China’s new-home prices rose last month in 68 of 70 cities tracked by the government, indicating Premier Li Keqiang will need to maintain efforts to cool the property market even as economic growth slows.
Increases in Guangzhou, Beijing and Shanghai were the biggest on a yearly basis since a change in data methodology in January 2011, a report from the National Bureau of Statistics showed May 18. The number of cities showing gains from a year earlier was the same as in March.
China’s policy makers are trying to avoid property bubbles and make homes more affordable while bolstering an economy that lost steam in the first quarter. Expanding a campaign against housing speculation could choke off real-estate development that is helping counter a slowdown in manufacturing investment and supporting demand for steel, cement and household goods.

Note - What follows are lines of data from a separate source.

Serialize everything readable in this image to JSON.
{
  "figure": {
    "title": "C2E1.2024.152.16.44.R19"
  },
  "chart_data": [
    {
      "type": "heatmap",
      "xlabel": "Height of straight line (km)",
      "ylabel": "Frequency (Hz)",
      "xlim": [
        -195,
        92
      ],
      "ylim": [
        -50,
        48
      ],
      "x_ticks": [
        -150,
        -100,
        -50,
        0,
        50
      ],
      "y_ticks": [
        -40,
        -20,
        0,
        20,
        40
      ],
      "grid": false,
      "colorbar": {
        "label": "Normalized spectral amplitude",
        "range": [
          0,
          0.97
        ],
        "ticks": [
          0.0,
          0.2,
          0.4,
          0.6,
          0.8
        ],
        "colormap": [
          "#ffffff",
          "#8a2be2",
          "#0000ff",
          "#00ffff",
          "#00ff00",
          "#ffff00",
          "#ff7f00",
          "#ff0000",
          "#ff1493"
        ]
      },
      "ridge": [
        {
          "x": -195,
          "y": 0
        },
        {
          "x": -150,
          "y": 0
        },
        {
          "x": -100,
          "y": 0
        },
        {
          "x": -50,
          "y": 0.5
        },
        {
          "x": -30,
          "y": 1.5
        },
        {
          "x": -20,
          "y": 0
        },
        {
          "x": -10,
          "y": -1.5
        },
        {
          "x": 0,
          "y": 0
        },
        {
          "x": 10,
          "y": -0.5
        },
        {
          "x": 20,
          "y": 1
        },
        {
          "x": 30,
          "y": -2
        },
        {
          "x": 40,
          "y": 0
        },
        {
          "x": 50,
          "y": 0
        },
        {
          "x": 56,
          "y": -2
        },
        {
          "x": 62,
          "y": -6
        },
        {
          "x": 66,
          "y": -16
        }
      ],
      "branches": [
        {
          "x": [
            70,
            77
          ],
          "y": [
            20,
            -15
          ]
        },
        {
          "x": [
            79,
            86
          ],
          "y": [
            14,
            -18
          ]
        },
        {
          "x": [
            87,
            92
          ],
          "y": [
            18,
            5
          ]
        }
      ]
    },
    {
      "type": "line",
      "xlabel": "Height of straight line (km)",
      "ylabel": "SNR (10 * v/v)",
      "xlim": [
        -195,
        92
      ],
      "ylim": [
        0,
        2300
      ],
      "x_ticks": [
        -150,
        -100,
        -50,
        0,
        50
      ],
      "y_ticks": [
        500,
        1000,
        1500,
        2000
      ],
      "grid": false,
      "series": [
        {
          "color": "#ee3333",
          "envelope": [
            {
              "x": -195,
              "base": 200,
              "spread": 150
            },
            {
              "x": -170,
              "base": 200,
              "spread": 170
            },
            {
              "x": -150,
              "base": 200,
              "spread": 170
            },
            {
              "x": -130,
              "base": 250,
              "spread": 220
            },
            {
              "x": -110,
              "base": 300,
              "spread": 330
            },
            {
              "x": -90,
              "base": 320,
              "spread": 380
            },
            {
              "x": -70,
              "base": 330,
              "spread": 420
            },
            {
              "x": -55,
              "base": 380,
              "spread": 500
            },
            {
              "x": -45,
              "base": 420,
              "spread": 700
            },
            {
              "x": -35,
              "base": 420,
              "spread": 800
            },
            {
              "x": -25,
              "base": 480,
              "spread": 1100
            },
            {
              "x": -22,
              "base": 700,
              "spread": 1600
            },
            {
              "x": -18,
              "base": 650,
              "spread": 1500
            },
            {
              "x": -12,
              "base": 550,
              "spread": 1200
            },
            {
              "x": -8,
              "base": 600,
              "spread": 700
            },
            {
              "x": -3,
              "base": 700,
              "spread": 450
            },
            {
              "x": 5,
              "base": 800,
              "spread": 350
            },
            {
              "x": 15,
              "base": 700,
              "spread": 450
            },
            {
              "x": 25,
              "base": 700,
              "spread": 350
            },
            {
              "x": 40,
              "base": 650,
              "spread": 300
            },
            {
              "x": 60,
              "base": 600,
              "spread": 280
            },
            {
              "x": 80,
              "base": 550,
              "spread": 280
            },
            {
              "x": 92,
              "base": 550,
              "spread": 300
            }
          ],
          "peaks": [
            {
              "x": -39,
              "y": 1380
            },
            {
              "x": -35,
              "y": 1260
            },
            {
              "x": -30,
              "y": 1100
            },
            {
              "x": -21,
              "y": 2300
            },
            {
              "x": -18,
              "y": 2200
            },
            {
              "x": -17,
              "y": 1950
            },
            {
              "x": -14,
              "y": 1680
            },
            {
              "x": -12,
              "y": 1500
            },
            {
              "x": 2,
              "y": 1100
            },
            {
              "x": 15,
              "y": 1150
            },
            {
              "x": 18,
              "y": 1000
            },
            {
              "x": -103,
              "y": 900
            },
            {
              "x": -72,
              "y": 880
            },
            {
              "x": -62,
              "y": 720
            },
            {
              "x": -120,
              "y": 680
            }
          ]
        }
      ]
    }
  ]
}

“The government faces a dilemma,” said Zhang Zhiwei, chief China economist at Nomura Holdings Inc. in Hong Kong. “They have to make a choice between property prices and economic growth.”
Efforts to cool the property market coincide with rising labor costs that threaten to erode China’s attractiveness as a world manufacturing hub. The average annual wage for urban private company employees jumped 14 percent in 2012 from a year earlier, the statistics bureau said last week. Economic growth of 7.7 percent in the first quarter trailed analyst estimates.